Angle dominant identifié — ne reflète pas l’unanimité des médias de ce pays
Washington, 4 juillet 2026. Un bilan qui continue de s'alourdir, une réponse humanitaire jugée insuffisante, un contexte politique inédit : la couverture américaine de la catastrophe vénézuélienne combine données chiffrées et reportages de terrain avec une densité rare.
Les deux séismes du 24 juin — magnitudes 7,2 puis 7,5 à quelques secondes d'intervalle — sont les plus puissants à frapper le Venezuela depuis 1900. Au 3 juillet, la présidente par intérim Delcy Rodríguez faisait état de 2 595 morts et plus de 12 000 blessés, soit 300 victimes supplémentaires en une seule journée. Les médias américains signalent un probable écart avec les données officielles : deux médecins de la principale morgue de Caracas estiment le bilan réel à quelque 4 000 victimes. L'ONU a procuré 10 000 sacs mortuaires en coordination avec le gouvernement, signal de l'anticipation d'un bilan final plus lourd.

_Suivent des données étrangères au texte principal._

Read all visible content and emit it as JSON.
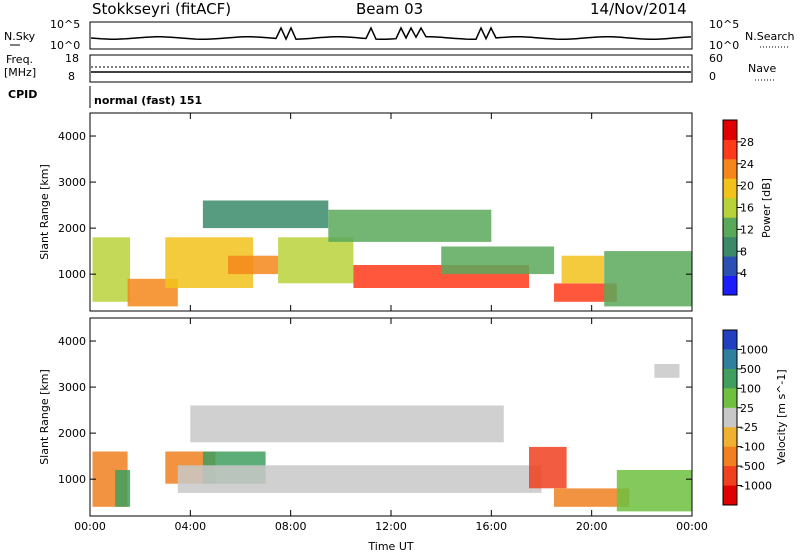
{
  "header": {
    "station": "Stokkseyri (fitACF)",
    "beam": "Beam 03",
    "date": "14/Nov/2014"
  },
  "noise_panel": {
    "left_label": "N.Sky",
    "right_label": "N.Search",
    "left_ticks": [
      "10^5",
      "10^0"
    ],
    "right_ticks": [
      "10^5",
      "10^0"
    ]
  },
  "freq_panel": {
    "left_label": "Freq.",
    "left_unit": "[MHz]",
    "right_label": "Nave",
    "left_ticks": [
      "18",
      "8"
    ],
    "right_ticks": [
      "60",
      "0"
    ]
  },
  "cpid": {
    "label": "CPID",
    "value": "normal (fast) 151"
  },
  "colors": {
    "power_scale": [
      "#1c1cff",
      "#2b4fb3",
      "#3a8a6a",
      "#5aa85a",
      "#b8d23a",
      "#f2c21a",
      "#f5871a",
      "#ff3a1a",
      "#e00000"
    ],
    "velocity_scale": [
      "#2040c0",
      "#2f7f9f",
      "#3f9f5f",
      "#6fc03f",
      "#c8c8c8",
      "#f0b030",
      "#f08020",
      "#f04020",
      "#e00000"
    ]
  },
  "chart_data": [
    {
      "type": "heatmap",
      "name": "power",
      "ylabel": "Slant Range [km]",
      "ylim": [
        200,
        4500
      ],
      "yticks": [
        "1000",
        "2000",
        "3000",
        "4000"
      ],
      "colorbar_label": "Power [dB]",
      "colorbar_ticks": [
        "4",
        "8",
        "12",
        "16",
        "20",
        "24",
        "28"
      ],
      "xticks": [
        "00:00",
        "04:00",
        "08:00",
        "12:00",
        "16:00",
        "20:00",
        "00:00"
      ],
      "regions": [
        {
          "x0": 0.1,
          "x1": 1.6,
          "y0": 400,
          "y1": 1800,
          "value": 16
        },
        {
          "x0": 1.5,
          "x1": 3.5,
          "y0": 300,
          "y1": 900,
          "value": 22
        },
        {
          "x0": 3.0,
          "x1": 6.5,
          "y0": 700,
          "y1": 1800,
          "value": 18
        },
        {
          "x0": 5.5,
          "x1": 7.5,
          "y0": 1000,
          "y1": 1400,
          "value": 24
        },
        {
          "x0": 4.5,
          "x1": 9.5,
          "y0": 2000,
          "y1": 2600,
          "value": 10
        },
        {
          "x0": 7.5,
          "x1": 10.5,
          "y0": 800,
          "y1": 1800,
          "value": 16
        },
        {
          "x0": 9.5,
          "x1": 16.0,
          "y0": 1700,
          "y1": 2400,
          "value": 12
        },
        {
          "x0": 10.5,
          "x1": 17.5,
          "y0": 700,
          "y1": 1200,
          "value": 26
        },
        {
          "x0": 14.0,
          "x1": 18.5,
          "y0": 1000,
          "y1": 1600,
          "value": 14
        },
        {
          "x0": 18.5,
          "x1": 21.0,
          "y0": 400,
          "y1": 800,
          "value": 27
        },
        {
          "x0": 18.8,
          "x1": 20.5,
          "y0": 800,
          "y1": 1400,
          "value": 20
        },
        {
          "x0": 20.5,
          "x1": 24.0,
          "y0": 300,
          "y1": 1500,
          "value": 12
        }
      ]
    },
    {
      "type": "heatmap",
      "name": "velocity",
      "ylabel": "Slant Range [km]",
      "xlabel": "Time UT",
      "ylim": [
        200,
        4500
      ],
      "yticks": [
        "1000",
        "2000",
        "3000",
        "4000"
      ],
      "colorbar_label": "Velocity [m s^-1]",
      "colorbar_ticks": [
        "1000",
        "500",
        "100",
        "25",
        "-25",
        "-100",
        "-500",
        "-1000"
      ],
      "xticks": [
        "00:00",
        "04:00",
        "08:00",
        "12:00",
        "16:00",
        "20:00",
        "00:00"
      ],
      "regions": [
        {
          "x0": 0.1,
          "x1": 1.5,
          "y0": 400,
          "y1": 1600,
          "value": -300
        },
        {
          "x0": 1.0,
          "x1": 1.6,
          "y0": 400,
          "y1": 1200,
          "value": 300
        },
        {
          "x0": 3.0,
          "x1": 5.0,
          "y0": 900,
          "y1": 1600,
          "value": -400
        },
        {
          "x0": 4.5,
          "x1": 7.0,
          "y0": 900,
          "y1": 1600,
          "value": 200
        },
        {
          "x0": 3.5,
          "x1": 18.0,
          "y0": 700,
          "y1": 1300,
          "value": 0
        },
        {
          "x0": 4.0,
          "x1": 16.5,
          "y0": 1800,
          "y1": 2600,
          "value": 0
        },
        {
          "x0": 17.5,
          "x1": 19.0,
          "y0": 800,
          "y1": 1700,
          "value": -800
        },
        {
          "x0": 18.5,
          "x1": 21.5,
          "y0": 400,
          "y1": 800,
          "value": -300
        },
        {
          "x0": 21.0,
          "x1": 24.0,
          "y0": 300,
          "y1": 1200,
          "value": 80
        },
        {
          "x0": 22.5,
          "x1": 23.5,
          "y0": 3200,
          "y1": 3500,
          "value": 0
        }
      ]
    }
  ]
}
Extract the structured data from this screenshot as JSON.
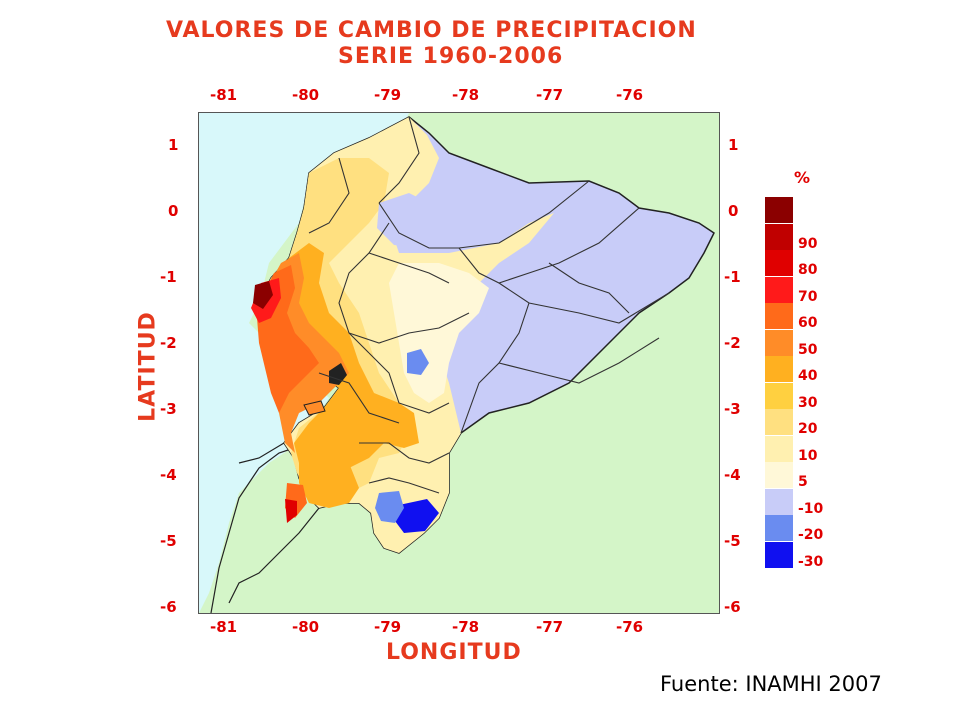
{
  "title_line1": "VALORES DE CAMBIO DE PRECIPITACION",
  "title_line2": "SERIE 1960-2006",
  "x_axis": {
    "label": "LONGITUD",
    "ticks": [
      "-81",
      "-80",
      "-79",
      "-78",
      "-77",
      "-76"
    ]
  },
  "y_axis": {
    "label": "LATITUD",
    "ticks": [
      "1",
      "0",
      "-1",
      "-2",
      "-3",
      "-4",
      "-5",
      "-6"
    ]
  },
  "legend": {
    "unit": "%",
    "items": [
      {
        "label": "",
        "color": "#8b0000"
      },
      {
        "label": "90",
        "color": "#c00000"
      },
      {
        "label": "80",
        "color": "#e00000"
      },
      {
        "label": "70",
        "color": "#ff1a1a"
      },
      {
        "label": "60",
        "color": "#ff6a1a"
      },
      {
        "label": "50",
        "color": "#ff8c28"
      },
      {
        "label": "40",
        "color": "#ffb020"
      },
      {
        "label": "30",
        "color": "#ffd040"
      },
      {
        "label": "20",
        "color": "#ffe080"
      },
      {
        "label": "10",
        "color": "#fff0b0"
      },
      {
        "label": "5",
        "color": "#fff8d8"
      },
      {
        "label": "-10",
        "color": "#c8ccf8"
      },
      {
        "label": "-20",
        "color": "#6a8cf0"
      },
      {
        "label": "-30",
        "color": "#1010f0"
      }
    ]
  },
  "colors": {
    "ocean": "#d8f8fa",
    "land_outside": "#d4f5c8",
    "title": "#e63a1e",
    "tick": "#e00000"
  },
  "source": "Fuente: INAMHI 2007"
}
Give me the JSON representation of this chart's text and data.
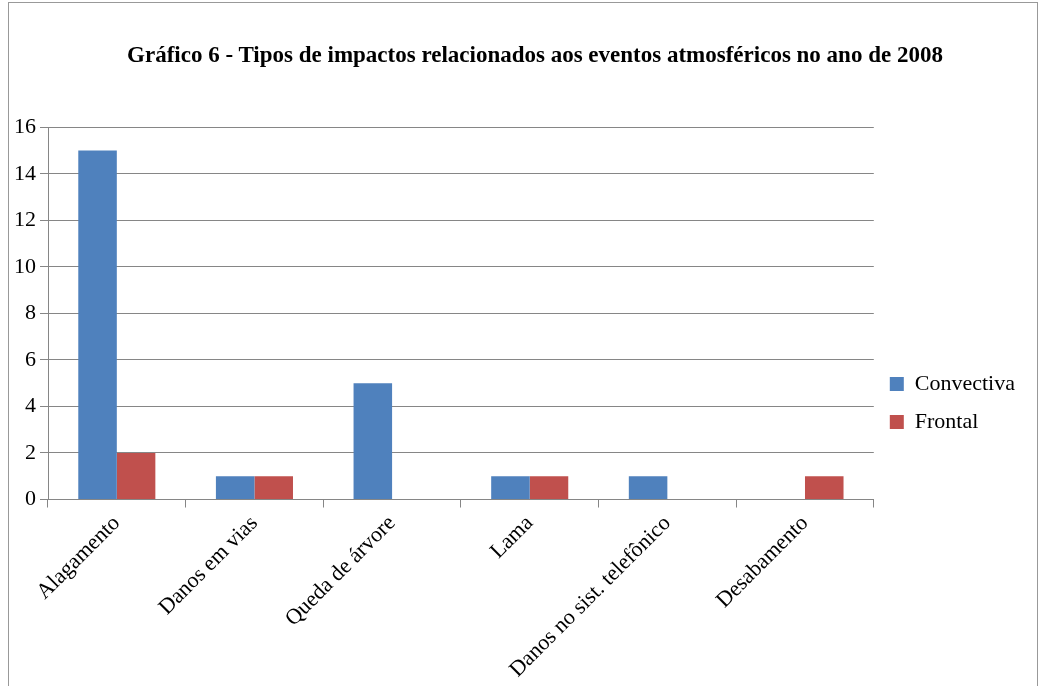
{
  "chart_data": {
    "type": "bar",
    "title": "Gráfico 6 - Tipos de impactos relacionados aos eventos atmosféricos no ano de 2008",
    "categories": [
      "Alagamento",
      "Danos em vias",
      "Queda de árvore",
      "Lama",
      "Danos no sist. telefônico",
      "Desabamento"
    ],
    "series": [
      {
        "name": "Convectiva",
        "color": "#4f81bd",
        "values": [
          15,
          1,
          5,
          1,
          1,
          0
        ]
      },
      {
        "name": "Frontal",
        "color": "#c0504d",
        "values": [
          2,
          1,
          0,
          1,
          0,
          1
        ]
      }
    ],
    "ylim": [
      0,
      16
    ],
    "yticks": [
      0,
      2,
      4,
      6,
      8,
      10,
      12,
      14,
      16
    ],
    "grid": "y",
    "legend": "right"
  }
}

La région côtière de La Guaira reste la plus durement touchée. Une analyse satellite de la NASA et de l'Université d'État de l'Oregon recense environ 58 870 bâtiments endommagés ou détruits. Le PNUD évalue les dommages directs à 6,7 milliards de dollars (soit 6 % du PIB), tandis que le cabinet Verisk chiffre les pertes économiques totales à plus de 10 milliards.
La presse américaine documente les conditions dramatiques d'identification des corps. Le port de La Guaira a été reconverti en morgue temporaire, avec des corps conservés dans des conteneurs réfrigérés. Des familles décrivent avoir cherché leurs proches parmi des rangées de corps exposés en plein soleil. Une famille rapporte avoir dû enterrer son proche à minuit pour ne pas perdre une place gratuite au cimetière, faute de pouvoir régler les 450 dollars exigés par un entrepreneur de pompes funèbres.
L'International Rescue Committee alerte : « La réponse ne correspond pas à l'ampleur des besoins humanitaires. » Au 3 juillet, quelque 38 500 personnes restaient portées disparues selon une liste non officielle en ligne, contre près de 60 000 dans les jours suivant le séisme. Trois ressortissants américains ont péri dans la catastrophe.
Le contexte politique complète le tableau : Delcy Rodríguez dirige le Venezuela depuis la capture de Nicolás Maduro lors d'une opération militaire américaine en janvier. La gestion du séisme alimente les tensions entre gouvernement et opposition, ces derniers contestant publiquement la version officielle.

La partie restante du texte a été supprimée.